This week we celebrated my husband’s birthday! He is a very special, hard-working man, and I thank God for bringing him in my life when we were toddlers. (Yep, we met in the church nursery.)
He has had a Black Forest Cake every year for his birthday since he was able to choose (except the year he was deployed overseas…although I think I made it up to him when he returned, if I remember correctly). I took over the birthday cake making when we married, and have sought to make every component as homemade as possible. Although this year I do admit to cheating on the cherry filling, but you’ll forgive me, right? This is celebration #3 in less than two weeks.
Since we’ve had cakes the last two weekends for our kids’ parties, I decided to change it up a bit. I got my husband’s blessing to make a trifle (using leftover chocolate cake from our daughter’s adoption party). I know, it sounds a bit lame to use leftover cake, but hey, I was being resourceful and realisitic…we would never eat all of the cake we had leftover, plus a new one! Anyway, onto the recipe (well, actually more like a process. I’m giving you mere layering directions…easy stuff):
Black Forest Trifle
- Favorite chocolate cake recipe, baked (I adapted mine from the Chocolate Cake recipe in my Better Homes and Gardens cookbook, by using fresh whole wheat flour, 1/2 and 1/2 mix of soft pastry wheat and hard white wheat)
- Whipped Cream (using a mixer, whip 2 C cold heavy cream, 2 Tbsp sugar or maple syrup, and 2 tsp vanilla until stiff peaks develop. You’ll know you’re there when you lift a spoon in the whipped cream, and it stays standing up where you pull the spoon out…and if you go too far, you’ve just made really sweet butter :))

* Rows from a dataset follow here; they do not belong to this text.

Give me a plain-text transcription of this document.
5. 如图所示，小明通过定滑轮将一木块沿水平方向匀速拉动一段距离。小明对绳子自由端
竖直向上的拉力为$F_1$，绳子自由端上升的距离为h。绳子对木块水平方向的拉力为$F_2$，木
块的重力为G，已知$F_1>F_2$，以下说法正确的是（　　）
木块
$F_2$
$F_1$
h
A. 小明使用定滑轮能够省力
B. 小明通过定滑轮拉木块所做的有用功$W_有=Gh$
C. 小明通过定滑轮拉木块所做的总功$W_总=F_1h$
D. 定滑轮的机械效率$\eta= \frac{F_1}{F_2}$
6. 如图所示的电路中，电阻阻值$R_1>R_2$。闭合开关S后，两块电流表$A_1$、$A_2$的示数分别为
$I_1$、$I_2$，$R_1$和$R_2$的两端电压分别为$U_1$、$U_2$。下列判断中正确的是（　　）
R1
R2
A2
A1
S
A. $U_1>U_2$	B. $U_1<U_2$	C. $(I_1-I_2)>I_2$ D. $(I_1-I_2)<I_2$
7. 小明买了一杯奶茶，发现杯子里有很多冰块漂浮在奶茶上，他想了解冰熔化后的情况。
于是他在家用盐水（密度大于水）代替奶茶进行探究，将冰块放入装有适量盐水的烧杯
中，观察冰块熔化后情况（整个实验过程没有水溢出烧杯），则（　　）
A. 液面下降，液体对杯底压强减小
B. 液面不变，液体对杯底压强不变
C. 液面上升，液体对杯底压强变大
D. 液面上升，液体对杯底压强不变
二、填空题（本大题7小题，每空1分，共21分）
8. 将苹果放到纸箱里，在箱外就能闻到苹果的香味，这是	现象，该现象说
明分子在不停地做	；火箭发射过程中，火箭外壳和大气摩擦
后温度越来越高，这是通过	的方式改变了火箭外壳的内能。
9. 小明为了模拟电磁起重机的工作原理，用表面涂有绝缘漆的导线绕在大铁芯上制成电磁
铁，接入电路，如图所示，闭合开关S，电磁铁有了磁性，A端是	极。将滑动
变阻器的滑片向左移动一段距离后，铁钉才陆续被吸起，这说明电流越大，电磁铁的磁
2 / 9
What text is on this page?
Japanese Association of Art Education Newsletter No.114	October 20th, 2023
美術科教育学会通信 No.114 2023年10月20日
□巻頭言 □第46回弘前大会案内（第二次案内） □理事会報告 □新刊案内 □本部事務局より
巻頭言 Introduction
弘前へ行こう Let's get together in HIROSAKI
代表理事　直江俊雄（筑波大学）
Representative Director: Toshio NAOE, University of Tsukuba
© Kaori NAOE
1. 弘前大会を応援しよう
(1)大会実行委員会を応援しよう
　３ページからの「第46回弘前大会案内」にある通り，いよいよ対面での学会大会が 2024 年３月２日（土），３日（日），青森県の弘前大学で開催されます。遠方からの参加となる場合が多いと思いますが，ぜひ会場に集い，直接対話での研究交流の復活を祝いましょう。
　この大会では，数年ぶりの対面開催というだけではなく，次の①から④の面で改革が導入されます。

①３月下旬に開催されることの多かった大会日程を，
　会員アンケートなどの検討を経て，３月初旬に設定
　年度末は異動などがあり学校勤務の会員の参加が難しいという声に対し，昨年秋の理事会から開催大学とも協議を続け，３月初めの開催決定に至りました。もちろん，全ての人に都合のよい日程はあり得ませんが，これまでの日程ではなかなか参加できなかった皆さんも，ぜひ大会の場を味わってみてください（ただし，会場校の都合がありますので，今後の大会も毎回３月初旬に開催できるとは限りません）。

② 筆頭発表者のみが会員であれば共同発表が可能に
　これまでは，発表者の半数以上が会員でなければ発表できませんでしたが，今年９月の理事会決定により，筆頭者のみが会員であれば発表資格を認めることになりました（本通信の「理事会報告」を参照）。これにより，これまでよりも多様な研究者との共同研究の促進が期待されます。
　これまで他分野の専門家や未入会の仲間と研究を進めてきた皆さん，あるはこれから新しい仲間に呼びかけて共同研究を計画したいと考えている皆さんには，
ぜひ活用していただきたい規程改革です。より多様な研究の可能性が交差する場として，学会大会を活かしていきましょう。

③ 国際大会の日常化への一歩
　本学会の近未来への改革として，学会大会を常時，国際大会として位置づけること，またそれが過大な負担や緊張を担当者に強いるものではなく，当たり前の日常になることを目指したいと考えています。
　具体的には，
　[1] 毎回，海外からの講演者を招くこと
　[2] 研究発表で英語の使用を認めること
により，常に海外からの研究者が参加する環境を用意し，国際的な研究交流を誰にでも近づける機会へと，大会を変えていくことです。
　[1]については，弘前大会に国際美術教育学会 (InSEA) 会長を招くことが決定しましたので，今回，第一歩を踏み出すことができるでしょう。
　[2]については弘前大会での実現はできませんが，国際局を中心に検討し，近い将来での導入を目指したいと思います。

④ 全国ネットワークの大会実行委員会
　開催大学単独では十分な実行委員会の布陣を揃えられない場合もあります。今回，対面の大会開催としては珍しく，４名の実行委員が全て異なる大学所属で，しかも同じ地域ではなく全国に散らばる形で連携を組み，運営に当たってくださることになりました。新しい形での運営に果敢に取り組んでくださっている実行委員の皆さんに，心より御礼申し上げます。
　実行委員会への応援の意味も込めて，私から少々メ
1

- Cherry Pie filling (if you use canned, try to find one without high-fructose corn syrup)
Get out some sort of pretty glass container to show all the layers. I used large wine glasses. You could use the same process in a large glass bowl if you don’t want to serve individually like this.
Prepare each of the components above: cake, whipped cream and pie filling. Be sure that your whipped cream is fresh and kept cold. Cut cooled cake pieces into small cubes, about 1/2 inch.
Put layer of cake pieces in the bottom of your glass container.
Then top with cherries, including some of the sauce, and making sure cherries line the edges of your glass. Use a damp towel to wipe any messiness.
Top with a layer of whipped cream, smoothing a little.
Then repeat layers in the same order. You can repeat layers a third time if your container is tall or large. End with a layer of whipped cream. Top with chocolate shavings or little bits of crumbled chocolate cake. Refrigerate until ready to serve.
You probably don’t need the photo tutorial, but doesn’t it look delicious? Enjoy!